Harmeet Singh, à gauche, et Manpreet Kaur, à droite, ont immigré au Canada en 2018. Le couple a une chaîne YouTube appelée « Canada Couple Vlogs » où ils se plongent dans la vie au Canada et comment naviguer dans le système d’immigration. (Harmeet Singh)

La chaîne YouTube du couple « Canadian Couple Vlogs » compte plus d’un demi-million d’abonnés et propose des vidéos sur tout, de la façon de déménager au Canada à la vie après l’immigration. Ils ont même une vidéo sur les raisons pour lesquelles les immigrants choisissent de quitter le Canada.

« Personne ne partage leurs échecs et personne ne partage les défis auxquels ils sont confrontés au Canada », a déclaré Singh.

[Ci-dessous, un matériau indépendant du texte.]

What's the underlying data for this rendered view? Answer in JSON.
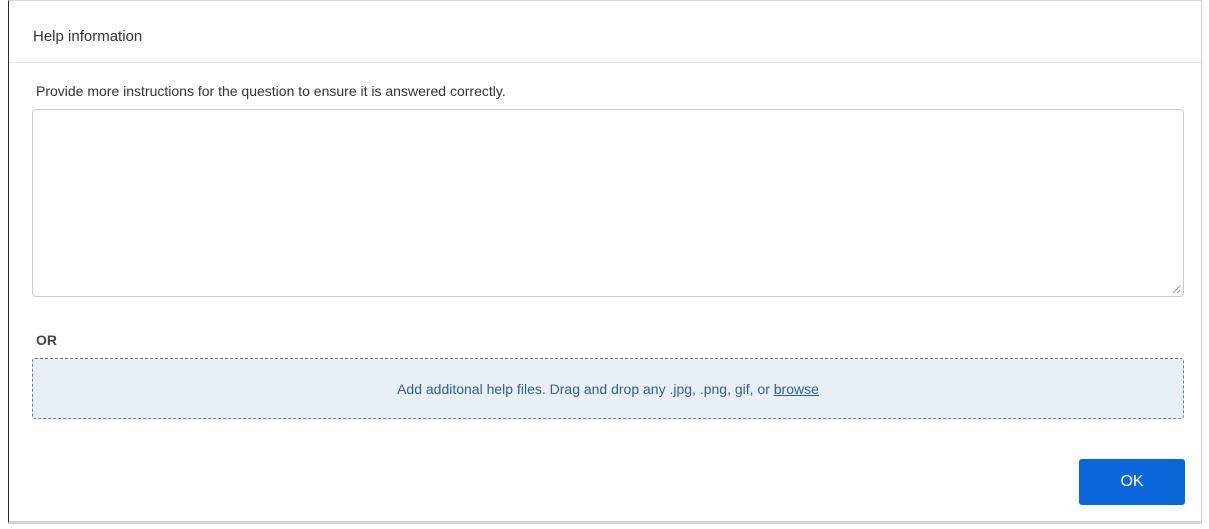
{
  "dialog": {
    "title": "Help information",
    "instructions": "Provide more instructions for the question to ensure it is answered correctly.",
    "textarea_value": "",
    "or_label": "OR",
    "dropzone": {
      "text": "Add additonal help files. Drag and drop any .jpg, .png, gif, or ",
      "browse_label": "browse"
    },
    "ok_label": "OK"
  },
  "colors": {
    "primary_button": "#0a66d9",
    "dropzone_bg": "#e8eff5",
    "dropzone_border": "#5a7fb6",
    "link": "#2f5e99"
  },
  "icons": {
    "resize_handle": "resize-grip-icon"
  }
}
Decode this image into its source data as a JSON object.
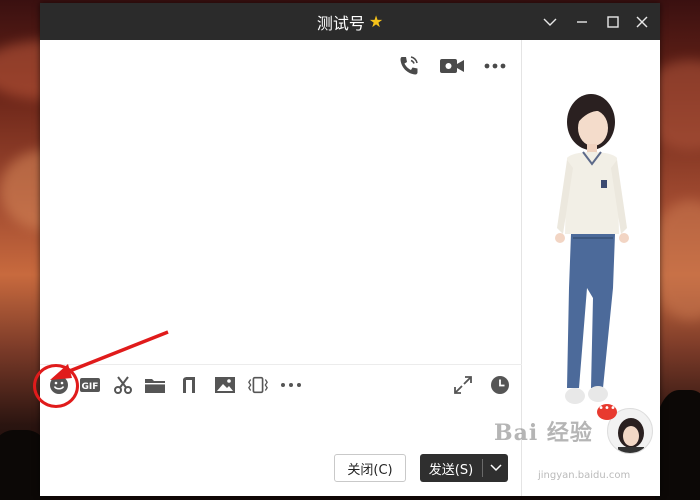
{
  "window": {
    "title": "测试号",
    "title_icon": "star-icon"
  },
  "titlebar_controls": [
    {
      "name": "chevron-down-icon"
    },
    {
      "name": "minimize-icon"
    },
    {
      "name": "maximize-icon"
    },
    {
      "name": "close-icon"
    }
  ],
  "top_actions": [
    "phone-call-icon",
    "video-call-icon",
    "more-icon"
  ],
  "toolbar": [
    "emoji-icon",
    "gif-icon",
    "screenshot-scissors-icon",
    "folder-icon",
    "music-note-icon",
    "image-icon",
    "shake-window-icon",
    "more-icon",
    "expand-icon",
    "history-clock-icon"
  ],
  "buttons": {
    "close_label": "关闭(C)",
    "send_label": "发送(S)"
  },
  "watermark": {
    "text": "Bai 经验",
    "url": "jingyan.baidu.com"
  },
  "colors": {
    "titlebar": "#2b2b2b",
    "send_button": "#2f2f2f",
    "annotation": "#e01b1b",
    "star": "#f5c21a"
  }
}
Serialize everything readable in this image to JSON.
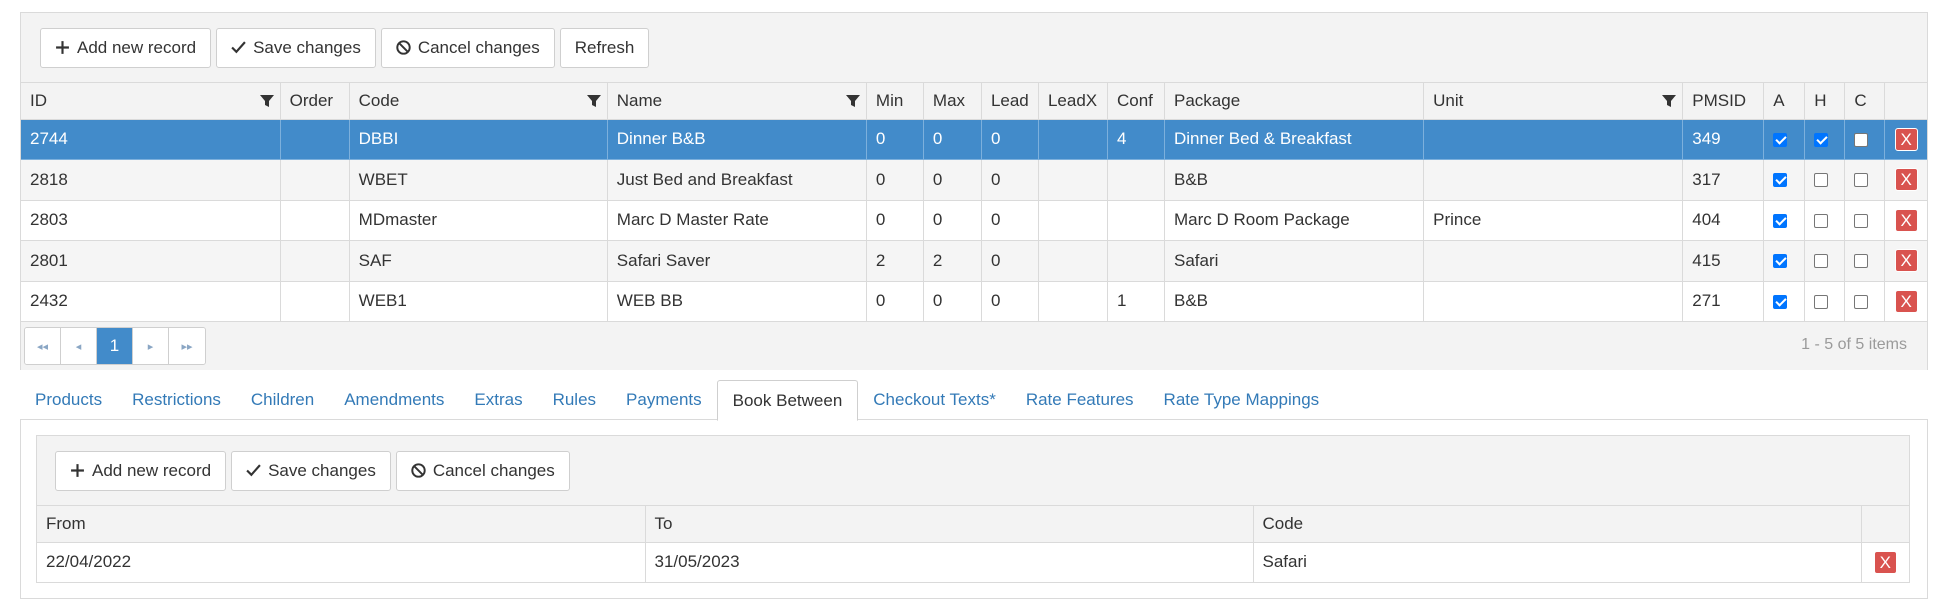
{
  "toolbar": {
    "add_label": "Add new record",
    "save_label": "Save changes",
    "cancel_label": "Cancel changes",
    "refresh_label": "Refresh"
  },
  "columns": [
    "ID",
    "Order",
    "Code",
    "Name",
    "Min",
    "Max",
    "Lead",
    "LeadX",
    "Conf",
    "Package",
    "Unit",
    "PMSID",
    "A",
    "H",
    "C"
  ],
  "rows": [
    {
      "id": "2744",
      "order": "",
      "code": "DBBI",
      "name": "Dinner B&B",
      "min": "0",
      "max": "0",
      "lead": "0",
      "leadx": "",
      "conf": "4",
      "package": "Dinner Bed & Breakfast",
      "unit": "",
      "pmsid": "349",
      "a": true,
      "h": true,
      "c": false,
      "selected": true
    },
    {
      "id": "2818",
      "order": "",
      "code": "WBET",
      "name": "Just Bed and Breakfast",
      "min": "0",
      "max": "0",
      "lead": "0",
      "leadx": "",
      "conf": "",
      "package": "B&B",
      "unit": "",
      "pmsid": "317",
      "a": true,
      "h": false,
      "c": false
    },
    {
      "id": "2803",
      "order": "",
      "code": "MDmaster",
      "name": "Marc D Master Rate",
      "min": "0",
      "max": "0",
      "lead": "0",
      "leadx": "",
      "conf": "",
      "package": "Marc D Room Package",
      "unit": "Prince",
      "pmsid": "404",
      "a": true,
      "h": false,
      "c": false
    },
    {
      "id": "2801",
      "order": "",
      "code": "SAF",
      "name": "Safari Saver",
      "min": "2",
      "max": "2",
      "lead": "0",
      "leadx": "",
      "conf": "",
      "package": "Safari",
      "unit": "",
      "pmsid": "415",
      "a": true,
      "h": false,
      "c": false
    },
    {
      "id": "2432",
      "order": "",
      "code": "WEB1",
      "name": "WEB BB",
      "min": "0",
      "max": "0",
      "lead": "0",
      "leadx": "",
      "conf": "1",
      "package": "B&B",
      "unit": "",
      "pmsid": "271",
      "a": true,
      "h": false,
      "c": false
    }
  ],
  "delete_label": "X",
  "pager": {
    "current_page": "1",
    "info": "1 - 5 of 5 items"
  },
  "tabs": [
    "Products",
    "Restrictions",
    "Children",
    "Amendments",
    "Extras",
    "Rules",
    "Payments",
    "Book Between",
    "Checkout Texts*",
    "Rate Features",
    "Rate Type Mappings"
  ],
  "active_tab": "Book Between",
  "sub_grid": {
    "toolbar": {
      "add_label": "Add new record",
      "save_label": "Save changes",
      "cancel_label": "Cancel changes"
    },
    "columns": [
      "From",
      "To",
      "Code"
    ],
    "rows": [
      {
        "from": "22/04/2022",
        "to": "31/05/2023",
        "code": "Safari"
      }
    ]
  },
  "colors": {
    "selected_row": "#428bca",
    "link": "#337ab7",
    "delete": "#d9534f",
    "checkbox": "#0075ff"
  },
  "icons": {
    "add": "plus-icon",
    "save": "check-icon",
    "cancel": "cancel-icon",
    "filter": "filter-icon",
    "pager_first": "first-page-icon",
    "pager_prev": "prev-page-icon",
    "pager_next": "next-page-icon",
    "pager_last": "last-page-icon"
  }
}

Des hivers froids au coût de la vie, Singh a déclaré qu’il y a beaucoup de défis auxquels les immigrants sont confrontés au Canada et qu’ils devraient connaître avant de déménager.

Singh et Kaur s’étaient préparés mentalement à certains de ces défis, s’attendant à encaisser un coup financier au début.

Bien que le couple ait réussi à trouver du travail quelques mois après son arrivée, Singh affirme que son manque d’expérience de travail au Canada a été un obstacle lorsqu’il a postulé à des emplois. Heureusement, cependant, son expérience de travail pour Walmart en Inde l’a aidé à décrocher un emploi chez Walmart Canada, a-t-il déclaré.

S’il n’y avait pas eu les emplois du couple dans l’informatique et la chaîne YouTube servant d’activité secondaire, Singh a déclaré que « cela aurait été très difficile ».

Bernhard, de l’Institut de la citoyenneté canadienne, affirme qu’il y a une incapacité à « évaluer » pleinement les compétences et la valeur que les nouveaux arrivants ont à offrir. Et comme de nombreux employeurs signalent des difficultés à trouver de la main-d’œuvre, il dit qu’ils doivent mieux reconnaître les compétences que les immigrants ont à offrir.

« Ce n’est pas seulement un impératif moral ou éthique. C’est aussi votre avantage concurrentiel sur le marché », a-t-il déclaré.